Poco antes de que Tonneman llegara a Nueva York, Tryon se había refugiado en la fragata Duquesa de Gordon, atracada en el puerto bajo la protección de los nueve cañones del buque Asia. Gretel afirmaba que la Duquesa de Gordon trasladaba a Tryon hasta el estrecho para luego volver a bajar, y que cada vez que el cobarde gobernador llegaba a tierra, espiaba su pequeño reino a través del catalejo.

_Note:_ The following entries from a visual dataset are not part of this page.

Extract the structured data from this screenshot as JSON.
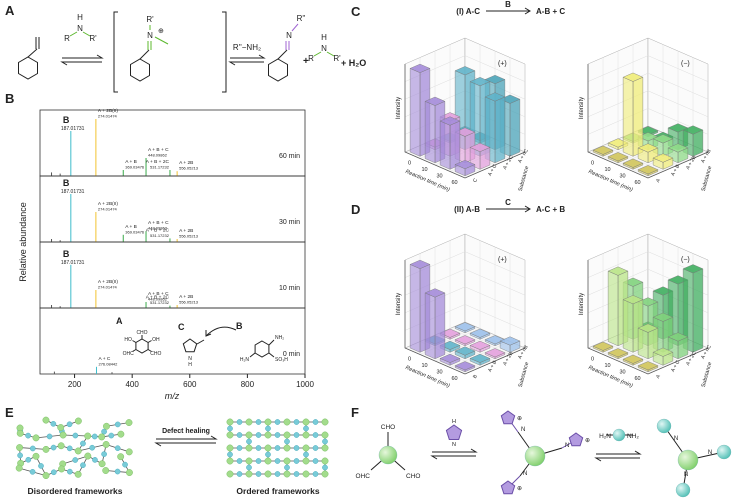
{
  "panel_a": {
    "label": "A",
    "amine_in": [
      "R",
      "H",
      "N",
      "R'"
    ],
    "iminium": [
      "R'",
      "N",
      "⊕"
    ],
    "reagent": "R''−NH₂",
    "imine": [
      "R''",
      "N"
    ],
    "plus": "+",
    "amine_out": [
      "R",
      "H",
      "N",
      "R'"
    ],
    "water": "+ H₂O"
  },
  "panel_b": {
    "label": "B",
    "y_label": "Relative abundance",
    "x_label": "m/z",
    "xlim": [
      80,
      1000
    ],
    "xticks": [
      200,
      400,
      600,
      800,
      1000
    ],
    "ylim": [
      0,
      100
    ],
    "spectra": [
      {
        "time": "60 min",
        "peaks": [
          {
            "mz": 120,
            "intensity": 6,
            "color": "#555555"
          },
          {
            "mz": 150,
            "intensity": 4,
            "color": "#555555"
          },
          {
            "mz": 187.01731,
            "intensity": 75,
            "color": "#3ebccb",
            "label": "B",
            "mass": "187.01731"
          },
          {
            "mz": 274.01474,
            "intensity": 95,
            "color": "#f2c230",
            "label": "A + 2B(II)",
            "mass": "274.01474"
          },
          {
            "mz": 369.03476,
            "intensity": 10,
            "color": "#3aaa4a",
            "label": "A + B",
            "mass": "369.03476"
          },
          {
            "mz": 448.09862,
            "intensity": 30,
            "color": "#3aaa4a",
            "label": "A + B + C",
            "mass": "448.09862"
          },
          {
            "mz": 531.17232,
            "intensity": 10,
            "color": "#3aaa4a",
            "label": "A + B + 2C",
            "mass": "531.17232"
          },
          {
            "mz": 556.05213,
            "intensity": 8,
            "color": "#f2c230",
            "label": "A + 2B",
            "mass": "556.05213"
          }
        ]
      },
      {
        "time": "30 min",
        "peaks": [
          {
            "mz": 120,
            "intensity": 5,
            "color": "#555555"
          },
          {
            "mz": 150,
            "intensity": 3,
            "color": "#555555"
          },
          {
            "mz": 187.01731,
            "intensity": 80,
            "color": "#3ebccb",
            "label": "B",
            "mass": "187.01731"
          },
          {
            "mz": 274.01474,
            "intensity": 50,
            "color": "#f2c230",
            "label": "A + 2B(II)",
            "mass": "274.01474"
          },
          {
            "mz": 369.03476,
            "intensity": 12,
            "color": "#3aaa4a",
            "label": "A + B",
            "mass": "369.03476"
          },
          {
            "mz": 448.09862,
            "intensity": 18,
            "color": "#3aaa4a",
            "label": "A + B + C",
            "mass": "448.09862"
          },
          {
            "mz": 531.17232,
            "intensity": 6,
            "color": "#3aaa4a",
            "label": "A + B + 2C",
            "mass": "531.17232"
          },
          {
            "mz": 556.05213,
            "intensity": 5,
            "color": "#f2c230",
            "label": "A + 2B",
            "mass": "556.05213"
          }
        ]
      },
      {
        "time": "10 min",
        "peaks": [
          {
            "mz": 120,
            "intensity": 5,
            "color": "#555555"
          },
          {
            "mz": 150,
            "intensity": 3,
            "color": "#555555"
          },
          {
            "mz": 187.01731,
            "intensity": 72,
            "color": "#3ebccb",
            "label": "B",
            "mass": "187.01731"
          },
          {
            "mz": 274.01474,
            "intensity": 30,
            "color": "#f2c230",
            "label": "A + 2B(II)",
            "mass": "274.01474"
          },
          {
            "mz": 448.09862,
            "intensity": 10,
            "color": "#3aaa4a",
            "label": "A + B + C",
            "mass": "448.09862"
          },
          {
            "mz": 531.17232,
            "intensity": 4,
            "color": "#3aaa4a",
            "label": "A + B + 2C",
            "mass": "531.17232"
          },
          {
            "mz": 556.05213,
            "intensity": 5,
            "color": "#f2c230",
            "label": "A + 2B",
            "mass": "556.05213"
          }
        ]
      },
      {
        "time": "0 min",
        "peaks": [
          {
            "mz": 130,
            "intensity": 4,
            "color": "#555555"
          },
          {
            "mz": 276.08442,
            "intensity": 12,
            "color": "#3ebccb",
            "label": "A + C",
            "mass": "276.08442"
          },
          {
            "mz": 330,
            "intensity": 3,
            "color": "#555555"
          }
        ]
      }
    ],
    "structures": [
      {
        "label": "A",
        "color": "#e0b020",
        "groups": [
          "CHO",
          "OH",
          "CHO",
          "OHC",
          "HO"
        ]
      },
      {
        "label": "C",
        "color": "#8a5cd0",
        "groups": [
          "N",
          "H"
        ]
      },
      {
        "label": "B",
        "color": "#3ebccb",
        "groups": [
          "NH₂",
          "SO₃H",
          "H₂N"
        ]
      }
    ]
  },
  "panel_c": {
    "label": "C",
    "scheme": {
      "reactant": "(I)  A-C",
      "reagent": "B",
      "products": "A-B + C"
    },
    "plots": [
      {
        "sign": "(+)",
        "z_label": "Intensity",
        "x_label": "Reaction time (min)",
        "y_label": "Substance",
        "times": [
          "0",
          "10",
          "30",
          "60"
        ],
        "zlim": [
          0,
          100
        ],
        "series": [
          {
            "name": "C",
            "color": "#a48bd9",
            "values": [
              95,
              65,
              50,
              8
            ]
          },
          {
            "name": "A + C",
            "color": "#e3a0dd",
            "values": [
              3,
              40,
              30,
              20
            ]
          },
          {
            "name": "A + 2C",
            "color": "#5fb3c9",
            "values": [
              2,
              85,
              80,
              70
            ]
          },
          {
            "name": "A + nC",
            "color": "#4aa3b8",
            "values": [
              2,
              3,
              75,
              60
            ]
          }
        ]
      },
      {
        "sign": "(−)",
        "z_label": "Intensity",
        "x_label": "Reaction time (min)",
        "y_label": "Substance",
        "times": [
          "0",
          "10",
          "30",
          "60"
        ],
        "zlim": [
          0,
          100
        ],
        "series": [
          {
            "name": "A",
            "color": "#cfc45a",
            "values": [
              2,
              2,
              2,
              2
            ]
          },
          {
            "name": "A + B",
            "color": "#f0ec78",
            "values": [
              3,
              85,
              12,
              8
            ]
          },
          {
            "name": "A + 2B",
            "color": "#8fdc88",
            "values": [
              2,
              10,
              15,
              12
            ]
          },
          {
            "name": "A + nB",
            "color": "#3fae5f",
            "values": [
              2,
              3,
              20,
              25
            ]
          }
        ]
      }
    ]
  },
  "panel_d": {
    "label": "D",
    "scheme": {
      "reactant": "(II)  A-B",
      "reagent": "C",
      "products": "A-C + B"
    },
    "plots": [
      {
        "sign": "(+)",
        "z_label": "Intensity",
        "x_label": "Reaction time (min)",
        "y_label": "Substance",
        "times": [
          "0",
          "10",
          "30",
          "60"
        ],
        "zlim": [
          0,
          100
        ],
        "series": [
          {
            "name": "B",
            "color": "#a48bd9",
            "values": [
              95,
              70,
              3,
              2
            ]
          },
          {
            "name": "A + B",
            "color": "#5fb3c9",
            "values": [
              2,
              3,
              4,
              3
            ]
          },
          {
            "name": "A + 2B",
            "color": "#e3a0dd",
            "values": [
              2,
              2,
              3,
              2
            ]
          },
          {
            "name": "A + nB",
            "color": "#9cc0ea",
            "values": [
              2,
              2,
              2,
              8
            ]
          }
        ]
      },
      {
        "sign": "(−)",
        "z_label": "Intensity",
        "x_label": "Reaction time (min)",
        "y_label": "Substance",
        "times": [
          "0",
          "10",
          "30",
          "60"
        ],
        "zlim": [
          0,
          100
        ],
        "series": [
          {
            "name": "A",
            "color": "#cfc45a",
            "values": [
              2,
              2,
              2,
              2
            ]
          },
          {
            "name": "A + C",
            "color": "#b9e486",
            "values": [
              80,
              55,
              30,
              10
            ]
          },
          {
            "name": "A + 2C",
            "color": "#7fd17c",
            "values": [
              60,
              45,
              35,
              20
            ]
          },
          {
            "name": "A + nC",
            "color": "#3fae5f",
            "values": [
              3,
              50,
              70,
              90
            ]
          }
        ]
      }
    ]
  },
  "panel_e": {
    "label": "E",
    "arrow_label": "Defect healing",
    "left": "Disordered frameworks",
    "right": "Ordered frameworks"
  },
  "panel_f": {
    "label": "F",
    "aldehyde": [
      "CHO",
      "OHC",
      "CHO"
    ],
    "pyrrolidine": [
      "N",
      "H"
    ],
    "iminium": [
      [
        "N",
        "⊕"
      ],
      [
        "N",
        "⊕"
      ],
      [
        "N",
        "⊕"
      ]
    ],
    "linker": [
      "H₂N",
      "NH₂"
    ],
    "imine": [
      "N",
      "N",
      "N"
    ]
  }
}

Ésa era, pues, la Nueva York de Tonneman: el hogar legítimo del gobierno del rey y también del rebelde. Circulaban rumores de que Nueva York se convertiría en una ciudad con guarnición inglesa, o bien sería destruida.
El jueves anterior, 9 de noviembre, el mismo día que se constituyó el cuerpo de infantería de marina, se habían celebrado nuevas elecciones. La gente no sabía qué facción votar, puesto que, ganara la que ganara, el peligro era manifiesto; si se votaba a favor del delegado rebelde, probablemente la Corona se vengaría; si se votaba a un tory, los Hijos y demás rebeldes actuarían con contundencia.
Tonneman tenía claro que era mejor no tomar partido por nadie. Ese día, el sol otoñal no calentaba demasiado, aunque daba abundante luz. En los comercios de la plaza que seguían abiertos había mucha animación, a pesar de que la clientela era escasa.
Hanover Square, situada cerca del mercado Old Slip y a sólo una manzana de los muelles, era una zona muy cara, o por lo menos lo había sido antes de que comenzaran las revueltas. El precio de los alquileres había ascendido a dos dólares al mes. En un futuro no muy lejano, no obstante, la situación podía cambiar sustancialmente.
Tonneman consultó el reloj. Por primera vez en mucho tiempo se sintió inquieto. En la caja trasera del reloj guardaba un mechón de Abigail que nunca había tenido el valor de tirar. Se sonrojó al pensar en ella. Sólo eran las once. Se había citado con Jamie a mediodía en el café Burns de Broadway, enfrente de Bowling Green. Le quedaba aún una hora para familiarizarse con la ciudad.
En un quiosco de la plaza se anunciaban las llegadas y salidas de barcos, paquebotes y diligencias. En un panel había un folleto que informaba de que, por dos chelines, un tal H. Gaine vendía información sobre los actos del congreso continental.
Tonneman apartó la mirada. Él era médico y por consiguiente la política de las colonias no le concernía.
– ¿Es usted el señor Tonneman? -preguntó un chico negro de unos nueve años, vestido con unos calzones de satén escarlata, una capa negra y una peluca blanca.
– ¿Qué quieres, chico?
– Mi señora -dijo señalando con un gesto muy cortesano un carruaje pequeño y elegante estacionado al otro lado de la plaza-, desea hablar con usted.
El muchacho hizo una reverencia; más que una persona, pareció una marioneta. De hecho, no era una persona, sino un esclavo o, a lo sumo, un criado cuya comida anual probablemente costaba menos que el vestido escarlata que llevaba.
Tonneman entornó los ojos para protegerlos del sol. En la portezuela del carruaje distinguió un escudo de familia: unas espadas cruzadas, una corona en el centro y un halcón en la parte superior. El chico ya había iniciado el camino de vuelta al vehículo. Los soldados con uniforme rojo se mezclaban con los civiles. En la ciudad se respiraba una calma tensa, existía una especie de corriente subterránea que Tonneman empezaba a percibir. Se dijo que quizá había vivido demasiado tiempo en Londres.